"'Seems ter me,'" retorted Musgrove, also arising, "that it was you what's been makin' a fuss. I never seen sich a crowd."

Charlie Piper was thoroughly incensed. "Get out of this cabin, you grinning jackanapes," he cried, wrathfully. Then, walking to the door, he threw it open. "Take yourselves and that clumsy old brute out of here before my temper gets the best of me."

"Oh, we ain't pertic'lar anxious ter stay," sneered Musgrove, as he spitefully kicked over the box on which he had been sitting and edged away. "You're a nice one—a pertic'lar nice one—oh, yes! An' Springate ain't the feller I think he is, if he lets hisself be insulted. Imperdence, eh? Well, you know how ter hand it out, all right."

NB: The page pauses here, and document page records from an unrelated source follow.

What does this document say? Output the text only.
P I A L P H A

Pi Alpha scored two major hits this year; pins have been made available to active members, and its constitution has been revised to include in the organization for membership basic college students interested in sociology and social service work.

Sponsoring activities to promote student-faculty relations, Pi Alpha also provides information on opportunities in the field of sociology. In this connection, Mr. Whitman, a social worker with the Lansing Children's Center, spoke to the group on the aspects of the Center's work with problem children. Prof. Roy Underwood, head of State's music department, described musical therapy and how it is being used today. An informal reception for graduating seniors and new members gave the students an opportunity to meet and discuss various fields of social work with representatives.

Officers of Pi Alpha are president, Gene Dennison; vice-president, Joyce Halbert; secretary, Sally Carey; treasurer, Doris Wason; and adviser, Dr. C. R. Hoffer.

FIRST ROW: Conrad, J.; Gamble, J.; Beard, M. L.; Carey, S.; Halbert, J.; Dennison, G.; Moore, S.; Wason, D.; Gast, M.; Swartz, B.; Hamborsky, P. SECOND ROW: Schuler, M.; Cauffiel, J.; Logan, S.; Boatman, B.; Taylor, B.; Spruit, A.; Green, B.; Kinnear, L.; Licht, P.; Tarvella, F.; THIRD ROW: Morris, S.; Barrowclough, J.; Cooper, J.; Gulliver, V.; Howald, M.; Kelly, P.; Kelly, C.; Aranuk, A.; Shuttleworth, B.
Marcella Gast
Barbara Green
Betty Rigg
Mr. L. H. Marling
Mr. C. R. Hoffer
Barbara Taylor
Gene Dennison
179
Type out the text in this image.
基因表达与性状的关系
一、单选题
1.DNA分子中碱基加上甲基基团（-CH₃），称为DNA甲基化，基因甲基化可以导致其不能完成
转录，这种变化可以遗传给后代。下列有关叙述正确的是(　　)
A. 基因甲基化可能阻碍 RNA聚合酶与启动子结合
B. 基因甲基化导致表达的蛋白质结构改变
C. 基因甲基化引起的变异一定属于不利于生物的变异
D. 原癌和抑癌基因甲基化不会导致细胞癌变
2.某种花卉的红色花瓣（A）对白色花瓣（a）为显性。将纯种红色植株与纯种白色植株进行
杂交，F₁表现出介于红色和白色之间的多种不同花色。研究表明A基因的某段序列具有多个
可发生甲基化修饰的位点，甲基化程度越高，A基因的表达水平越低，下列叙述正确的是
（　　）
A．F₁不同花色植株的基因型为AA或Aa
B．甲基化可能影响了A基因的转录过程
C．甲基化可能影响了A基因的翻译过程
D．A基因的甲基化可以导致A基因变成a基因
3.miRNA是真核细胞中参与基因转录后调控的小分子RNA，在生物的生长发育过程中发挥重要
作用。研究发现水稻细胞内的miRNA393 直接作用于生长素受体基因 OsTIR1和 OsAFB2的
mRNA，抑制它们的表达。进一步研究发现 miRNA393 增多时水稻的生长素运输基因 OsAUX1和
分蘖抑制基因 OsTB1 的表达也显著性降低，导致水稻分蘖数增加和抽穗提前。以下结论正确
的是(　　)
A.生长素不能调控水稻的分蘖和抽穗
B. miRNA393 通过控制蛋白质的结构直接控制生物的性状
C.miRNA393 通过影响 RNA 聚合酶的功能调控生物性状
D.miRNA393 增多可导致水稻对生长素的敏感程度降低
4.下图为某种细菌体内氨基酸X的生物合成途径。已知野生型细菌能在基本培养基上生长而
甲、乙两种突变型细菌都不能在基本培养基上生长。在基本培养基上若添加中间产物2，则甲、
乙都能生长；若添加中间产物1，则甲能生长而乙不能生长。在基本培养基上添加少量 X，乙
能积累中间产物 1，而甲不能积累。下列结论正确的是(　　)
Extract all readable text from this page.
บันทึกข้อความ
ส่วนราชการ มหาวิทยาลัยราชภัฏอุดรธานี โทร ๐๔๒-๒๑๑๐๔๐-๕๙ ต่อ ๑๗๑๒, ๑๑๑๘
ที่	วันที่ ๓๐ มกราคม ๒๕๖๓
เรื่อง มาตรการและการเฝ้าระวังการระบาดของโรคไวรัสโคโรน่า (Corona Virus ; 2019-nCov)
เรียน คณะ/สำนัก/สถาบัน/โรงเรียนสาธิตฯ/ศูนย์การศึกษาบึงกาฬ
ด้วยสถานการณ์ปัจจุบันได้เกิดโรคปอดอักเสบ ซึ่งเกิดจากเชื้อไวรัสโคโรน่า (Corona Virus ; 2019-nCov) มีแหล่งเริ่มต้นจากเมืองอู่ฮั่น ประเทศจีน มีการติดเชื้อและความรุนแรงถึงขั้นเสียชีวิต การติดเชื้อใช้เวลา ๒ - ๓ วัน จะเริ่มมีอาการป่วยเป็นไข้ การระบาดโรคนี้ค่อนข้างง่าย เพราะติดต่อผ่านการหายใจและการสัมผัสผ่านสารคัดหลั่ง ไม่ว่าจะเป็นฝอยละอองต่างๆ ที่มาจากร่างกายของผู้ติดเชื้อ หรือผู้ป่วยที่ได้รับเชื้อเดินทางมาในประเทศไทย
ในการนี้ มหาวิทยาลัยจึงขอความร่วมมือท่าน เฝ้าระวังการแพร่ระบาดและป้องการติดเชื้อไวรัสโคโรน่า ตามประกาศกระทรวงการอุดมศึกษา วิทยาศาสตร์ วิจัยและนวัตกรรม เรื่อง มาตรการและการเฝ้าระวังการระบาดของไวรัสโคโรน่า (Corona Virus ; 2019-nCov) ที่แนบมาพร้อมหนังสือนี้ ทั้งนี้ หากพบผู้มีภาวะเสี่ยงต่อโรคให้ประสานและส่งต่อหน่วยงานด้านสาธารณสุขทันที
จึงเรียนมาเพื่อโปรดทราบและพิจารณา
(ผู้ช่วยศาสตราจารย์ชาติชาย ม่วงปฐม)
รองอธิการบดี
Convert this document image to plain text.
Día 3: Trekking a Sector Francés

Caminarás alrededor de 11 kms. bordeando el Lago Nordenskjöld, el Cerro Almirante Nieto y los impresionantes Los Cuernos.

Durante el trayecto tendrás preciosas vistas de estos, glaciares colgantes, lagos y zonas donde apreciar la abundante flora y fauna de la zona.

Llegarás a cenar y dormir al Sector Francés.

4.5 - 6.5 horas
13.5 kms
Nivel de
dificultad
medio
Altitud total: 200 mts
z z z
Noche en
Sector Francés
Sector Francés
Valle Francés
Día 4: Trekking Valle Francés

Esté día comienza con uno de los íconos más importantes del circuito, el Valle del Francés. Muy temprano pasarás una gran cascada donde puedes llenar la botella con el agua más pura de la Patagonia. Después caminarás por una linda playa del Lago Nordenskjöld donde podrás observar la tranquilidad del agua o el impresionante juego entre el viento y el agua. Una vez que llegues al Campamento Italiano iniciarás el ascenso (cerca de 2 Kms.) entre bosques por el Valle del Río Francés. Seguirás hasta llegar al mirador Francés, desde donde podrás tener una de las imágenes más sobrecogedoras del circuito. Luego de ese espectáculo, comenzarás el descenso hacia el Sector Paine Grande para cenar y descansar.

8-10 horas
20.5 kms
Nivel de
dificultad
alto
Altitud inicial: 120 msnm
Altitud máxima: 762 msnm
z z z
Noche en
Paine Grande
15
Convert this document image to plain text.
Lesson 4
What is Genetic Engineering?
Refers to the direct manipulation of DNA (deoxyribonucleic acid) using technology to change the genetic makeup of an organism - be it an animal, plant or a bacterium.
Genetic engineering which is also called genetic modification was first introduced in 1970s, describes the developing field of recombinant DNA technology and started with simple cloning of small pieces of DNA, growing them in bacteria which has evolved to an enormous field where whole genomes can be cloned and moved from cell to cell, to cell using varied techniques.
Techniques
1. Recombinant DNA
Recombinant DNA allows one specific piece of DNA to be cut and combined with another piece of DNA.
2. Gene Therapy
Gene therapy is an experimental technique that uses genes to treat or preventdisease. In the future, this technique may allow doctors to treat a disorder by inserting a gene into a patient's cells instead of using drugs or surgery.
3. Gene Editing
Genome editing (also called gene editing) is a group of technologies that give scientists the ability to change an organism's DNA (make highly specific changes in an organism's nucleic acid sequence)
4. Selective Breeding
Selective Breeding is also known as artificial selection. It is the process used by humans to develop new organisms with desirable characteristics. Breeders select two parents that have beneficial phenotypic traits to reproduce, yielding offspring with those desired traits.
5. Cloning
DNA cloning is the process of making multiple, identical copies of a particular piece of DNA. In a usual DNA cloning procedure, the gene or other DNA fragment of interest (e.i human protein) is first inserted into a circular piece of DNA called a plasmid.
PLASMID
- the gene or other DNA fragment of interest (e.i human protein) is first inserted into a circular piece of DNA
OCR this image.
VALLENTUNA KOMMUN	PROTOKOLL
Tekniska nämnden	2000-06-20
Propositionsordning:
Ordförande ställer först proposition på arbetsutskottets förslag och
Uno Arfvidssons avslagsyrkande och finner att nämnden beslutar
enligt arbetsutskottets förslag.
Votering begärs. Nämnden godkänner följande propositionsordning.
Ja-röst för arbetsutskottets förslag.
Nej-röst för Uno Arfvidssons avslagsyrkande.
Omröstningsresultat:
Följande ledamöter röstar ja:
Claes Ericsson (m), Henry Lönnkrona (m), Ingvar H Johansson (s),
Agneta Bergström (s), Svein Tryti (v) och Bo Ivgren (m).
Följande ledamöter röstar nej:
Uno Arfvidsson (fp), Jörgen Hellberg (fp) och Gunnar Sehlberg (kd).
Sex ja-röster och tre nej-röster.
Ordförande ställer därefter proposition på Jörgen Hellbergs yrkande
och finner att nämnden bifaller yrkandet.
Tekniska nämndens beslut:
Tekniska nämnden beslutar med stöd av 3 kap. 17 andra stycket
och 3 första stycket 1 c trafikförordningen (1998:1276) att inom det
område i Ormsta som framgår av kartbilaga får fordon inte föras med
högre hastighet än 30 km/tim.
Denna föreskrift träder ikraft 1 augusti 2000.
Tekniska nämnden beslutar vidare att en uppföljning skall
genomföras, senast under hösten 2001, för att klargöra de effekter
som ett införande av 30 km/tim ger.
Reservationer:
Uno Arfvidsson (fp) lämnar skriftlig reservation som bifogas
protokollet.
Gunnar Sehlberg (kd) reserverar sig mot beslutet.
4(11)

"An' I ain't standing fur no more of it, neither," added Tim Sladder. "Come on, Bowser!" And the Stony Creek boys stalked slowly and defiantly toward the door.

"Nice, pleasant evening," remarked Nat, dryly.

"Mean anything by that?" queried Piper.

"Come now, Charlie," interposed Heydon. "Those Stony Creek fellows have kind of spoiled things. Let it drop."

"If some one had had the courage to speak out in a manly fashion, this trouble could all have been avoided," returned the other. "Don't blame the whole thing on them."

"Boys!" exclaimed Heydon, with a deprecatory gesture. "No use taking that seriously. Call the thing ended. Won't you have a cup of coffee?"

"I think not," answered Nat, coldly, as he arose from his seat. "Guess I'll be going, too," he continued. "Hang it all—no matter what Yardsley said, it's no affair of ours."